Hoy es lunes, el sol luce frío y os presento un relato corto:
La elección
Era una mañana de domingo. El viento frío cargaba con los aromas etílicos de
futboleros en cuyos rostros se confundían la victoria y la derrota. El sol pálido
lucía sin el brío y la fuerza que se presupone a un final del mes de mayo, y él
se levantó a por un café, como quien busca, en ese gesto cotidiano, su tabla de
salvación.
Aquella mañana, había elecciones. ¿Elecciones? Quizás la
palabra le llevara a un equívoco y había perdido su sentido primigenio, pero lo cierto era que le tocaba votar como ya lo había hecho en otras tantas ocasiones. Pero ¿para qué? ¿a quién?
Podía, con los dedos de sus manos, contar sus años cuando le
habían hablado por primera vez de democracia, del poder de decisión del pueblo,
de cómo, con aquello, al parecer, se comía, curaba y educaba a niños como él, y esperó con ansias a su decimoctavo
cumpleaños para poder, al fin, formar
parte de aquello. Todavía recordaba la ilusión con la que se había enfrentado a
su primera cita electoral, aleccionado en los valores cívicos, con la sensación de haber superado un ritual de
iniciación y de haber sido aceptado entre sus mayores, el deseo de tomar sus
propias decisiones, de ser un hombre libre, autónomo, y el sentimiento de
pertenencia a algo mucho más grande.
Abrió la ventana y
respiró hondo . El aroma del mar trepó hasta sus fosas nasales y sintió la picazón
de la salitre expulsándolo de sus recuerdos. La decisión estaba tomada, después
de tanta corrupción y decepción; hoy no
iría a votar. Encendió un cigarrillo, viendo una porción de mundo a través del
marco vacío, mientras disfrutaba de aquella placentera autodestrucción. Una
ráfaga de viento empujó la ondulante masa de humo hasta sus ojos que se enrojecieron.
Con un parpadeo sintió como sus pestañas apartaban la sal de sus ojos. ¿Y qué pasaría ahora? Su abstención pasaría
desapercibida.
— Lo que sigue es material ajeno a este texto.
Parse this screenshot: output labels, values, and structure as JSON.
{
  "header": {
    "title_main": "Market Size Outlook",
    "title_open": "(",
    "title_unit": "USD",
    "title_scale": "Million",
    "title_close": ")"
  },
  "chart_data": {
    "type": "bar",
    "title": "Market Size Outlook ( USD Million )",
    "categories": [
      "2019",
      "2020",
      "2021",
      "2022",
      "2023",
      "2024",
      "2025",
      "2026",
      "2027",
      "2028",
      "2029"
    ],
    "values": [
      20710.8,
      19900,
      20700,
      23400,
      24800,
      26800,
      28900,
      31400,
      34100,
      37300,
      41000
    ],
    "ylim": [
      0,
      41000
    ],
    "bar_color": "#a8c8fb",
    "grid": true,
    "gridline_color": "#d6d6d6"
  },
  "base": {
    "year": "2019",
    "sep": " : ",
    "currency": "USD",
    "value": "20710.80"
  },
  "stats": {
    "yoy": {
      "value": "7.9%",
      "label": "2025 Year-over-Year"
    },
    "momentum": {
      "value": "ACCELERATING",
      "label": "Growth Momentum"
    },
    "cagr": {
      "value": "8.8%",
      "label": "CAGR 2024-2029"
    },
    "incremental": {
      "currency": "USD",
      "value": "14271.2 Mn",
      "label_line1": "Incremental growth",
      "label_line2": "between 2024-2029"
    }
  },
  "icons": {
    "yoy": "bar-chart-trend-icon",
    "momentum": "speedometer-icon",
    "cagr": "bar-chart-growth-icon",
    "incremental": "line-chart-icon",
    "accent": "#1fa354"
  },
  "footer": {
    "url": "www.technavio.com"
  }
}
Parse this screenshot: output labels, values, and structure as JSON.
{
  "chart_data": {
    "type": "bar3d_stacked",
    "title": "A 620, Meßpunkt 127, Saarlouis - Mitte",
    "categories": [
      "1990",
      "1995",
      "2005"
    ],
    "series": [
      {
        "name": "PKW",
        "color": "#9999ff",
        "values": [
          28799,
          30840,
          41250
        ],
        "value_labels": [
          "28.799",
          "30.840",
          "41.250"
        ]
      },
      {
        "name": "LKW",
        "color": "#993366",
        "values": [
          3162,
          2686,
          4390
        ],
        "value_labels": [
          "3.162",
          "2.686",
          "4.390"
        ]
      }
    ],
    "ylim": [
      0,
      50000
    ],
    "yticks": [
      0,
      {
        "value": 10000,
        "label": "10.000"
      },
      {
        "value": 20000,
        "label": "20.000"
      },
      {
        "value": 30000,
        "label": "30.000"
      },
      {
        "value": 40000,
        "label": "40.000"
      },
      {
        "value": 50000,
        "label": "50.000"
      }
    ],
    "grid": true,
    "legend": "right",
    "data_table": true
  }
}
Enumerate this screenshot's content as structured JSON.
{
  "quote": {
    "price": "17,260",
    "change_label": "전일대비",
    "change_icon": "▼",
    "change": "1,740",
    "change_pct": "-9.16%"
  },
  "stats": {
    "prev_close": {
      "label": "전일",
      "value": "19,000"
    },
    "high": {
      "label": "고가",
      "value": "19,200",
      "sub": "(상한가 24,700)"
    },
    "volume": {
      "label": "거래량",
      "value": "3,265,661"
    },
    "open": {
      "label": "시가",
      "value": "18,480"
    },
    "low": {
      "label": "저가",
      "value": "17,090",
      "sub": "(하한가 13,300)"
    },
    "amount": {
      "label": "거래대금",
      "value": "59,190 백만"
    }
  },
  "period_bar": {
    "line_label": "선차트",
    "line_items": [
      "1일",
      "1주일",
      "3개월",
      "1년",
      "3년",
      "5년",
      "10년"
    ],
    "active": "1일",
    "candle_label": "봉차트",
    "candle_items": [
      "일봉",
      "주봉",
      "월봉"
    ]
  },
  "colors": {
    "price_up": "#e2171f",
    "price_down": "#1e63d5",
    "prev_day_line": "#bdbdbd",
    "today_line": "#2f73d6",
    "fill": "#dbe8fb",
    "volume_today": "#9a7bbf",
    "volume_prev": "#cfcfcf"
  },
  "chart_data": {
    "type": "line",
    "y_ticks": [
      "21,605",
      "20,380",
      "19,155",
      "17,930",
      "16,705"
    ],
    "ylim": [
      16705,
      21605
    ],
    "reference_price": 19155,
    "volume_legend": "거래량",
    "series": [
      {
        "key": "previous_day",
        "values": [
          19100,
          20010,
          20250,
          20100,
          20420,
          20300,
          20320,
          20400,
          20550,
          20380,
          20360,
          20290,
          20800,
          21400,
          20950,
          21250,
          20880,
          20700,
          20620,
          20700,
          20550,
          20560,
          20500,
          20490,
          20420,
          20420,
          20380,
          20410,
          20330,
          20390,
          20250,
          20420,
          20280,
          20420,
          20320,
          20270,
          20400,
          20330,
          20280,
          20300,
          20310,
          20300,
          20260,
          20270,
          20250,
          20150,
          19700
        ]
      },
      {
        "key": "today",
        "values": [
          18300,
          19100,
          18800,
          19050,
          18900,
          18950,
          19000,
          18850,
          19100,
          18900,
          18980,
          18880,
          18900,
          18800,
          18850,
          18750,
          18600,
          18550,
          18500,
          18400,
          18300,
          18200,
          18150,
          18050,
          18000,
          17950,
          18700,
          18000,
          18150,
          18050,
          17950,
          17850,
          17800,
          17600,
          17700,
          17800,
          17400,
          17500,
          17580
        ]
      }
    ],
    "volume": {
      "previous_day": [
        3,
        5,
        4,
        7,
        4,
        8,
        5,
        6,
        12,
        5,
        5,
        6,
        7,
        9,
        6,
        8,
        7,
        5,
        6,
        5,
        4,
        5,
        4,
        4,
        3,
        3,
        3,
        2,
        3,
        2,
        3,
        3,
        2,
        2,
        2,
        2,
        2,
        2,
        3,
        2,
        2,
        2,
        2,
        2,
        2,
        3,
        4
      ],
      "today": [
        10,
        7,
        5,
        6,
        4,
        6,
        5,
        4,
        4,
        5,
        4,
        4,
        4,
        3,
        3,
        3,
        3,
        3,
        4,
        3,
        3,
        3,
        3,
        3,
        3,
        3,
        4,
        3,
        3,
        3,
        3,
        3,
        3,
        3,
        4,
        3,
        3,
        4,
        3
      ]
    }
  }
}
Era un grano de arena en medio de una marea, y ya visualizaba la victoria de aquellos que
lo acusaban de ladrar por las esquinas, cuando aún se indignaba en la calle, en
vez de delante del teclado de su ordenador.
Su cigarrillo lucía aplastado y moribundo en el cenicero
para cuando se plantó ante la misma urna que lo había convertido tácitamente en un adulto. El plexiglás de la pequeña arca le devolvió el
reflejo de su mirada cansada que observaba como su nombre acababa de ser
tachado del censo, con un bolígrafo y una regla, como si el tiempo no hubiese
transcurrido. Y es que, en el fondo, no había pasado: los políticos, la
corrupción y el neoturnismo político seguían
y seguirían vigentes a pesar de lo que dijesen los tertulianos de la televisión,
lo único que había cambiado eran sus ilusiones. El pequeño receptáculo ya
contenía su voto y todavía no sabía muy bien el por qué.